I follow with more than average interest Ben Carson’s growing popularity  in the United States. Reports from the past week indicate that he now ranks first in the long list of Republican presidential candidates. It seems he has even passed Donald Trump.

I do not live in the United States and cannot vote in presidential elections. But I did live a number of years in the US and I believe I have a rather good idea as to how American politics work. Were I to live there now, and were I to have the right to vote, I would certainly not support the Republican party. I have always found it rather strange that so many American Christians support a party that, in my view, has some rather unchristian ideas and seems to have little regard for the kind of compassion and care for the weak in society that Christ modeled for us. The democrats may  in many ways also be far from perfect, but I would rather given them my vote than the republicans. However, all this is just theory.

Ben Carson is a very special case. He is a Republican (and quite a right-wing Republican), but he also is a member of the same denomination that is my spiritual home.
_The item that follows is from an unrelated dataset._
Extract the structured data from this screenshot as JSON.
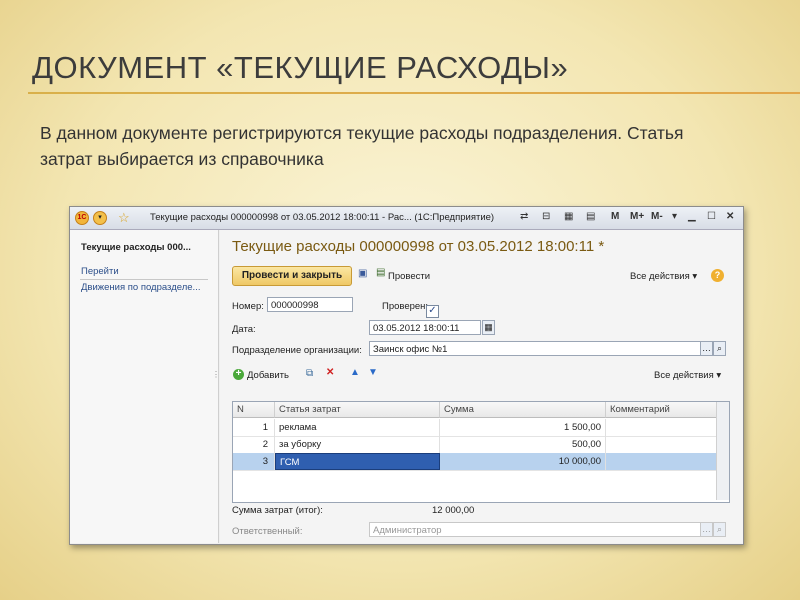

The question that now occupies me and many of my fellow-Seventh-day Adventists is what role Carson’s membership in the Adventist Church will play in the coming months. According to the American constitution, religious conviction is not supposed to be an issue when people run for public office. However, it undeniably does. It is hard to win a presidential election without catering for the evangelical camp. Donald Trump announced a few days ago that he is a Presbyterian. Between the lines we heard him say that it would be much safer to elect a Presbyterian as president than someone like Carson, who belongs to some rather unknown, and possible rather extreme, religious group.

In 1928 the Democratic candidate Al Smith did not succeed in the elections. It seemed that the US was not yet ready for a Catholic president. Even when John F. Kennedy, some thirty years later, ran for president, his Catholic faith was a sensitive issue. But when, just a few years ago, Mitt Romney participated in the presidential race, his Mormon conviction was much less of a problem than many had anticipated. The question is now whether Carson will find his Adventist allegiance a major hindrance or not.
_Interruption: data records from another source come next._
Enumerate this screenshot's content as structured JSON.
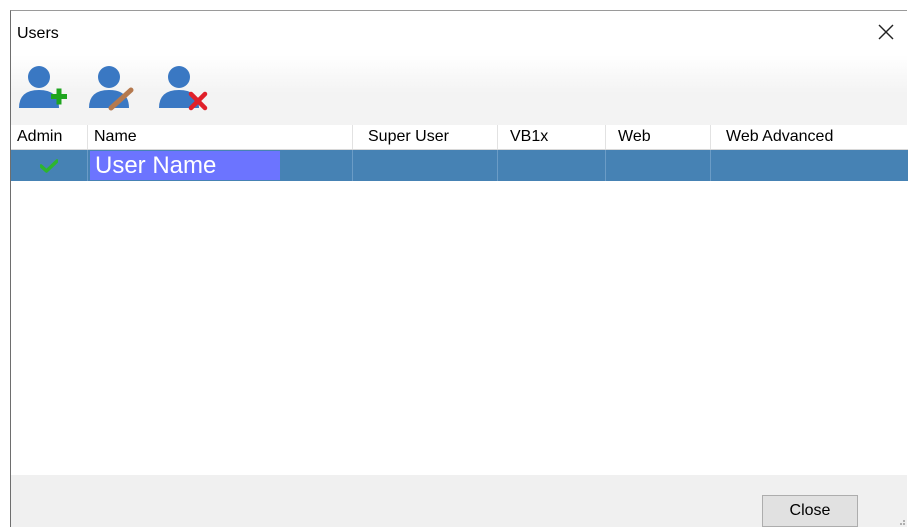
{
  "window": {
    "title": "Users",
    "close_icon": "close-x-icon"
  },
  "toolbar": {
    "add_user_icon": "add-user-icon",
    "edit_user_icon": "edit-user-icon",
    "delete_user_icon": "delete-user-icon"
  },
  "grid": {
    "columns": [
      "Admin",
      "Name",
      "Super User",
      "VB1x",
      "Web",
      "Web Advanced"
    ],
    "rows": [
      {
        "admin": true,
        "admin_icon": "check-icon",
        "name": "User Name",
        "super_user": "",
        "vb1x": "",
        "web": "",
        "web_advanced": ""
      }
    ]
  },
  "footer": {
    "close_label": "Close"
  },
  "colors": {
    "selected_row": "#4682b4",
    "edit_box": "#6c74ff",
    "check": "#2db52d",
    "user_icon": "#3a78c3",
    "add_icon": "#1fa51f",
    "delete_icon": "#e0202a",
    "edit_icon": "#b5794e"
  }
}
In any case, the Adventist Church, can be sure that it will draw a lot of attention in the coming period. Let us hope that journalists and other opinion makers will take the trouble to look for correct information, preferably at the source, rather than by googling their ‘data’ from all kinds of negative and prejudiced websites, or by listening to frustrated ex-members. The church itself will have to be very reticent in its PR, to avoid any suggestion it seeks to promote Carson.

I assume that sooner rather than later the Dutch media will also begin to pay attention to the Adventist color of mr. Carson. Let’s hope they will proceed with integrity and that all this may acually help to make Adventism better known in our country, and that its many positive aspects may be highlighted.
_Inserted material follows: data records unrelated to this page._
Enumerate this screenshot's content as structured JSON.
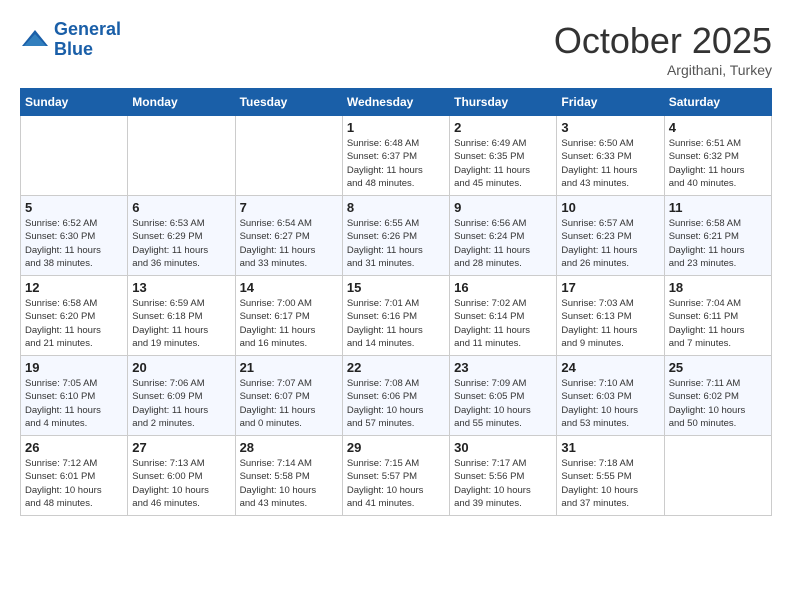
{
  "header": {
    "logo_line1": "General",
    "logo_line2": "Blue",
    "month": "October 2025",
    "location": "Argithani, Turkey"
  },
  "days_of_week": [
    "Sunday",
    "Monday",
    "Tuesday",
    "Wednesday",
    "Thursday",
    "Friday",
    "Saturday"
  ],
  "weeks": [
    [
      {
        "day": "",
        "info": ""
      },
      {
        "day": "",
        "info": ""
      },
      {
        "day": "",
        "info": ""
      },
      {
        "day": "1",
        "info": "Sunrise: 6:48 AM\nSunset: 6:37 PM\nDaylight: 11 hours\nand 48 minutes."
      },
      {
        "day": "2",
        "info": "Sunrise: 6:49 AM\nSunset: 6:35 PM\nDaylight: 11 hours\nand 45 minutes."
      },
      {
        "day": "3",
        "info": "Sunrise: 6:50 AM\nSunset: 6:33 PM\nDaylight: 11 hours\nand 43 minutes."
      },
      {
        "day": "4",
        "info": "Sunrise: 6:51 AM\nSunset: 6:32 PM\nDaylight: 11 hours\nand 40 minutes."
      }
    ],
    [
      {
        "day": "5",
        "info": "Sunrise: 6:52 AM\nSunset: 6:30 PM\nDaylight: 11 hours\nand 38 minutes."
      },
      {
        "day": "6",
        "info": "Sunrise: 6:53 AM\nSunset: 6:29 PM\nDaylight: 11 hours\nand 36 minutes."
      },
      {
        "day": "7",
        "info": "Sunrise: 6:54 AM\nSunset: 6:27 PM\nDaylight: 11 hours\nand 33 minutes."
      },
      {
        "day": "8",
        "info": "Sunrise: 6:55 AM\nSunset: 6:26 PM\nDaylight: 11 hours\nand 31 minutes."
      },
      {
        "day": "9",
        "info": "Sunrise: 6:56 AM\nSunset: 6:24 PM\nDaylight: 11 hours\nand 28 minutes."
      },
      {
        "day": "10",
        "info": "Sunrise: 6:57 AM\nSunset: 6:23 PM\nDaylight: 11 hours\nand 26 minutes."
      },
      {
        "day": "11",
        "info": "Sunrise: 6:58 AM\nSunset: 6:21 PM\nDaylight: 11 hours\nand 23 minutes."
      }
    ],
    [
      {
        "day": "12",
        "info": "Sunrise: 6:58 AM\nSunset: 6:20 PM\nDaylight: 11 hours\nand 21 minutes."
      },
      {
        "day": "13",
        "info": "Sunrise: 6:59 AM\nSunset: 6:18 PM\nDaylight: 11 hours\nand 19 minutes."
      },
      {
        "day": "14",
        "info": "Sunrise: 7:00 AM\nSunset: 6:17 PM\nDaylight: 11 hours\nand 16 minutes."
      },
      {
        "day": "15",
        "info": "Sunrise: 7:01 AM\nSunset: 6:16 PM\nDaylight: 11 hours\nand 14 minutes."
      },
      {
        "day": "16",
        "info": "Sunrise: 7:02 AM\nSunset: 6:14 PM\nDaylight: 11 hours\nand 11 minutes."
      },
      {
        "day": "17",
        "info": "Sunrise: 7:03 AM\nSunset: 6:13 PM\nDaylight: 11 hours\nand 9 minutes."
      },
      {
        "day": "18",
        "info": "Sunrise: 7:04 AM\nSunset: 6:11 PM\nDaylight: 11 hours\nand 7 minutes."
      }
    ],
    [
      {
        "day": "19",
        "info": "Sunrise: 7:05 AM\nSunset: 6:10 PM\nDaylight: 11 hours\nand 4 minutes."
      },
      {
        "day": "20",
        "info": "Sunrise: 7:06 AM\nSunset: 6:09 PM\nDaylight: 11 hours\nand 2 minutes."
      },
      {
        "day": "21",
        "info": "Sunrise: 7:07 AM\nSunset: 6:07 PM\nDaylight: 11 hours\nand 0 minutes."
      },
      {
        "day": "22",
        "info": "Sunrise: 7:08 AM\nSunset: 6:06 PM\nDaylight: 10 hours\nand 57 minutes."
      },
      {
        "day": "23",
        "info": "Sunrise: 7:09 AM\nSunset: 6:05 PM\nDaylight: 10 hours\nand 55 minutes."
      },
      {
        "day": "24",
        "info": "Sunrise: 7:10 AM\nSunset: 6:03 PM\nDaylight: 10 hours\nand 53 minutes."
      },
      {
        "day": "25",
        "info": "Sunrise: 7:11 AM\nSunset: 6:02 PM\nDaylight: 10 hours\nand 50 minutes."
      }
    ],
    [
      {
        "day": "26",
        "info": "Sunrise: 7:12 AM\nSunset: 6:01 PM\nDaylight: 10 hours\nand 48 minutes."
      },
      {
        "day": "27",
        "info": "Sunrise: 7:13 AM\nSunset: 6:00 PM\nDaylight: 10 hours\nand 46 minutes."
      },
      {
        "day": "28",
        "info": "Sunrise: 7:14 AM\nSunset: 5:58 PM\nDaylight: 10 hours\nand 43 minutes."
      },
      {
        "day": "29",
        "info": "Sunrise: 7:15 AM\nSunset: 5:57 PM\nDaylight: 10 hours\nand 41 minutes."
      },
      {
        "day": "30",
        "info": "Sunrise: 7:17 AM\nSunset: 5:56 PM\nDaylight: 10 hours\nand 39 minutes."
      },
      {
        "day": "31",
        "info": "Sunrise: 7:18 AM\nSunset: 5:55 PM\nDaylight: 10 hours\nand 37 minutes."
      },
      {
        "day": "",
        "info": ""
      }
    ]
  ]
}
In all honesty I must admit that I strongly disagree with many of Carson’s political ideas. However, fortunately, we can be quite sure that Carson a person of a high moral integrity who does not hide any ugly skeletons in his closet. Ben Carson can tell the people a moving personal story (and he has done so in several books)—a story of faith and perseverance. This may well be more important for many American voters than the question whether Carson believes  in a few doctrines that many will see als somewhat strange. I can only hope that in the coming months the media will portray Carson as a genuine christian, who is a true role model for many, and not as someone who belongs to a somewhat strange, rather unknown club, that some (unfortunately) doubt is fully christian.

I hope Carson will not be the next American president. But it would be a terrific bonus if, in the coming months, his popularity has a positive influence on the way his church is perceived by the general public—in his own country and elsewhere.